Allarme droga tra i giovani e non solo. Una piaga sociale da affrontare.

Quadrini scuote la politica: ‘usciamo dall’immobilismo’

Le recenti operazioni portate a termine dalle forze dell’ordine parlano chiaro: il consumo di sostanze stupefacenti è una costante e coinvolge diversi strati sociali e generazionali.

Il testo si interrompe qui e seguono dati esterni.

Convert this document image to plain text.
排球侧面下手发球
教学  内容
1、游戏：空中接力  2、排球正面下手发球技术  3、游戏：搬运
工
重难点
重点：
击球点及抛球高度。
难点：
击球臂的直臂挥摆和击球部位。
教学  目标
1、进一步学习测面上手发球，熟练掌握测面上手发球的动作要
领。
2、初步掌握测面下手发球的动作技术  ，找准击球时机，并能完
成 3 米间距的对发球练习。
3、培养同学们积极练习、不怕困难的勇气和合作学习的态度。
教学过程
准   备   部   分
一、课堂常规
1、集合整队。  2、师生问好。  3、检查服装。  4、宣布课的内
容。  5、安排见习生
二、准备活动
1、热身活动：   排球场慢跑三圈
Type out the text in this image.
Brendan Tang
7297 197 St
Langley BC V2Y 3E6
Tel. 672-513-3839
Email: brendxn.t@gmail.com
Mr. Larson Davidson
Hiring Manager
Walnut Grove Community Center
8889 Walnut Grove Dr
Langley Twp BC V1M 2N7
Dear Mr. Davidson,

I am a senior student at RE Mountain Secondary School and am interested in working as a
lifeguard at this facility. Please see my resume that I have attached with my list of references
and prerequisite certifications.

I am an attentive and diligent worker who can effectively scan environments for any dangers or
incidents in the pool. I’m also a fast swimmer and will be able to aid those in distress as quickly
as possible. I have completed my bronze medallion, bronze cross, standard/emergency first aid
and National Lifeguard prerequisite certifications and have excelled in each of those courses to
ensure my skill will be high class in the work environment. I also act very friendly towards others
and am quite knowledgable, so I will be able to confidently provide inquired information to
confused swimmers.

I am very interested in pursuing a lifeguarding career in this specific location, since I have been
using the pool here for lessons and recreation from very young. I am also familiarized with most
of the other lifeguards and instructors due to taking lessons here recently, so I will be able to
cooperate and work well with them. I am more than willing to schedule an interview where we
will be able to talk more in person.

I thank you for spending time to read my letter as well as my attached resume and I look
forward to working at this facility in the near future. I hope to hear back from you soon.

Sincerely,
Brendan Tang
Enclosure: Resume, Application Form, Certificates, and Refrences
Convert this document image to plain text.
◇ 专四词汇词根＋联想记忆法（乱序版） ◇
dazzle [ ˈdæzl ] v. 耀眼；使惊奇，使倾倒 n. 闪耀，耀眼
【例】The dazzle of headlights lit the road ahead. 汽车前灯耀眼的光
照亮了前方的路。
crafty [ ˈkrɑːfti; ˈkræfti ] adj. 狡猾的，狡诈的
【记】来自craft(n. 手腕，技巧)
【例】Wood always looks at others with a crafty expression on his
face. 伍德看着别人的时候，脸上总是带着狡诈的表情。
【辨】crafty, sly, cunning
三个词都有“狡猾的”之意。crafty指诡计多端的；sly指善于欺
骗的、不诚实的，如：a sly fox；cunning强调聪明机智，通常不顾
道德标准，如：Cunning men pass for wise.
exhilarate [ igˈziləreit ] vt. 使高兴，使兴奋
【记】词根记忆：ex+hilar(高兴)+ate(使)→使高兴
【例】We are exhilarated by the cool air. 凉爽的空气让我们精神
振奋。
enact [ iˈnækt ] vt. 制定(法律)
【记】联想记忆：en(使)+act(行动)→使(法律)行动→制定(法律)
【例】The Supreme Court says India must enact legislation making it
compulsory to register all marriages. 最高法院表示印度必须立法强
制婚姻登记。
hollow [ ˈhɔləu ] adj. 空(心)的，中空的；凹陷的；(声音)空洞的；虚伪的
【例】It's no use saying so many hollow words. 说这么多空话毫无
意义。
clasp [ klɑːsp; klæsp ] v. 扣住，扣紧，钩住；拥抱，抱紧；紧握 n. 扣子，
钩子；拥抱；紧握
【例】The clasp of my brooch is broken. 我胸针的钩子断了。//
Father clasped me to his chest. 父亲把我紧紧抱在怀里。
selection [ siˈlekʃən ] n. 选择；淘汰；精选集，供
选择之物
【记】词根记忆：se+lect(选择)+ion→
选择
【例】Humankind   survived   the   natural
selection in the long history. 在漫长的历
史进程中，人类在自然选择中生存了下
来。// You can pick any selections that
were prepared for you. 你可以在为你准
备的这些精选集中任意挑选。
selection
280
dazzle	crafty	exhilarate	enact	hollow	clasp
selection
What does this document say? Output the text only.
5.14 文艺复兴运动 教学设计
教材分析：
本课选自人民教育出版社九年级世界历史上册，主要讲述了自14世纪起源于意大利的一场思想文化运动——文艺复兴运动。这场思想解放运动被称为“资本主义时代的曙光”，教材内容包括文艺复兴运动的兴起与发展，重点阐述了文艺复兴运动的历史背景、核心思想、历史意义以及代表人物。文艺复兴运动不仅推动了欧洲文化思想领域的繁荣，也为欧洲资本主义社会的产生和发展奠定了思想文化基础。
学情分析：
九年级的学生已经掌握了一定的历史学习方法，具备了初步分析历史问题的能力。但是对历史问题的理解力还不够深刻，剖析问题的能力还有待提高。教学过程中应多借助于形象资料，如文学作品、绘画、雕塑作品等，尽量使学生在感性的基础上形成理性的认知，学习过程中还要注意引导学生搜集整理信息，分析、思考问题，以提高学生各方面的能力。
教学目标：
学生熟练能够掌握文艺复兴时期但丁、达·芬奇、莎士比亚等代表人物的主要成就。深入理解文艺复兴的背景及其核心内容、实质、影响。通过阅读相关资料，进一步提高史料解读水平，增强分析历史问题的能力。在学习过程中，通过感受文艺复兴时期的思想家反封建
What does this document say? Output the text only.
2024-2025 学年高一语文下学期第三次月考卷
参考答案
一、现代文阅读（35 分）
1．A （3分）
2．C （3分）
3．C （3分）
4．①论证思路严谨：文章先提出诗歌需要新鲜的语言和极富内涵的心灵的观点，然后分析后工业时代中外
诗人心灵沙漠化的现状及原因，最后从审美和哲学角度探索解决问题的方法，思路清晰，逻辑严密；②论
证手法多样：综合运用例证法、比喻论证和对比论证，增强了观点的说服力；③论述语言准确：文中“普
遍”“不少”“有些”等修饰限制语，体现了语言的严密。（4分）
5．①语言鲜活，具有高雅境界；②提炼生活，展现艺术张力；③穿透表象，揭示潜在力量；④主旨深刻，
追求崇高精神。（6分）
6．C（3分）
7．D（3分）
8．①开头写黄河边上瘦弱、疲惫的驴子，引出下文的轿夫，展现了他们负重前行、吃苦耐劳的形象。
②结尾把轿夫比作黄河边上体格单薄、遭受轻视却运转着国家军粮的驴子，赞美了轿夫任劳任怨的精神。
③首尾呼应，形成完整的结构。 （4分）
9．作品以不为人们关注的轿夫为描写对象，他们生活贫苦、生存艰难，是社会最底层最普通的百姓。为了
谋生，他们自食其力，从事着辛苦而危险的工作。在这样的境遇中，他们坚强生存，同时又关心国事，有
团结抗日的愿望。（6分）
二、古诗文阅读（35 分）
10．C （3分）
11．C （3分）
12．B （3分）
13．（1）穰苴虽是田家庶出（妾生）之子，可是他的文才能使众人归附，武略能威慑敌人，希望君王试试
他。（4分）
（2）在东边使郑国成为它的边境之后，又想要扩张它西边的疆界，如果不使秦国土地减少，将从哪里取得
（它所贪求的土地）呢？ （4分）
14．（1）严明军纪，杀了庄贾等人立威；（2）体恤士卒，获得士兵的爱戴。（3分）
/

Il capogruppo di Forza Italia in consiglio provinciale, Gianluca Quadrini  ha lanciato un appello alla politica. “Quella della droga è una piaga sociale che anche in Ciociaria è divenuta una macchina distruttrice subendo un incremento troppo alto negli ultimi tempi, nonostante l’impegno delle Forza dell’ordine volto a prevenire questo terribile nemico.

Di fronte a questa situazione preoccupante e pericolosamente sottovalutata le strategie adottate finora a livello nazionale per contrastare il consumo di sostanze stupefacenti hanno dimostrato ampiamente i loro limiti.

È quindi giunto il tempo che le Istituzioni e la Politica escano dall’immobilismo e si impegnino concretamente per debellare il fenomeno della dipendenza ai consumi di sostanze stupefacenti.

E’ necessario potenziare le attività di prevenzione attraverso l’informazione ma la politica non deve abbassare la guardia perché solo un impegno istituzionale serio e programmato può portare a risultati efficaci nella lotta al traffico illecito di stupefacenti. Solo un lavoro costante delle istituzioni può riuscire a dare risposte concrete a chi ha bisogno di aiuto per uscire da questa forma di schiavitù”.

Secondo il capogruppo di Forza Italia in provincia e presidente dell’ente montano Quadrini occorre porre nuovamente al centro del dibattito politico il tema delle dipendenze e del sistema di prevenzione.

“E’ necessario un impegno compatto delle istituzioni. Alla politica va chiesto un cambio di rotta il cui rischio da scampare è quello dell’immobilismo. Mai come oggi abbiamo necessità di una nuova politica a sostegno dei giovani, di un Governo che si impegni in prima persona nel fare prevenzione affiancando chi già porta avanti progetti di questo tipo, ma soprattutto a legiferare per colpire chi diffonde questa piaga”.